Mironov A.A., Gelfand M.S.1
National Center for Biotechnology NIIGENETIKA, 113545, Moscow, Russia
1Institute of Protein Research, Russian Acad. Sci., 142292, Pushchino, Russia. E-mail: misha@imb.imb.ac.ru
Recognition of transcription regulation sites is one of the most difficult problems of computational molecular biology. In most cases small samle size and low degree of sequence conservation do not allow for construction of reliable recognition rules. We suggest a new approach to this problem based on simultaneous analysis of several related genomes. At that, we assume that groups of genes subject to the analyzed regulation are evolutionary stable. Thus, we select in each genome genes that have candidate sites in regulatory regions, and then find groups of homologous genes in the constructed sets. By the assumption, we can predict that the discovered groups are subject to the analyzed regulation.

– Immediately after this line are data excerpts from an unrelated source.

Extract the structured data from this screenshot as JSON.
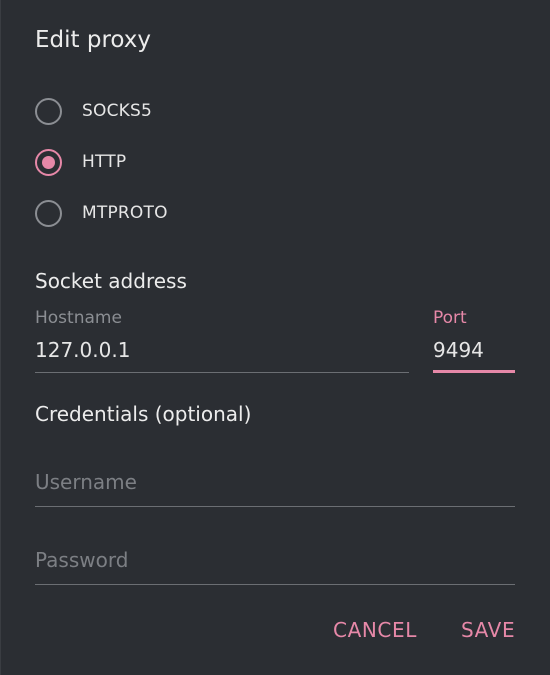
{
  "dialog": {
    "title": "Edit proxy"
  },
  "proxy_types": [
    {
      "label": "SOCKS5",
      "checked": false
    },
    {
      "label": "HTTP",
      "checked": true
    },
    {
      "label": "MTPROTO",
      "checked": false
    }
  ],
  "socket": {
    "heading": "Socket address",
    "hostname_label": "Hostname",
    "hostname_value": "127.0.0.1",
    "port_label": "Port",
    "port_value": "9494"
  },
  "credentials": {
    "heading": "Credentials (optional)",
    "username_placeholder": "Username",
    "password_placeholder": "Password"
  },
  "buttons": {
    "cancel": "CANCEL",
    "save": "SAVE"
  },
  "colors": {
    "accent": "#e688a8",
    "background": "#2b2e33",
    "text": "#e6e6e6",
    "muted": "#8b8e93"
  }
}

This approach was applied to analysis of purine regulons in Escherichia coli and Haemophilus influenzae. We were able to identify PurR binding sites in regulatory regions of H.influenzae genes homologous to the E.coli genes subject to PurR regulation, and to find a new family of E.coli and H.influenzae permeases belonging to the purine regulon.
This study was partially supported by a grant from the Russian Foundation for Basic Research.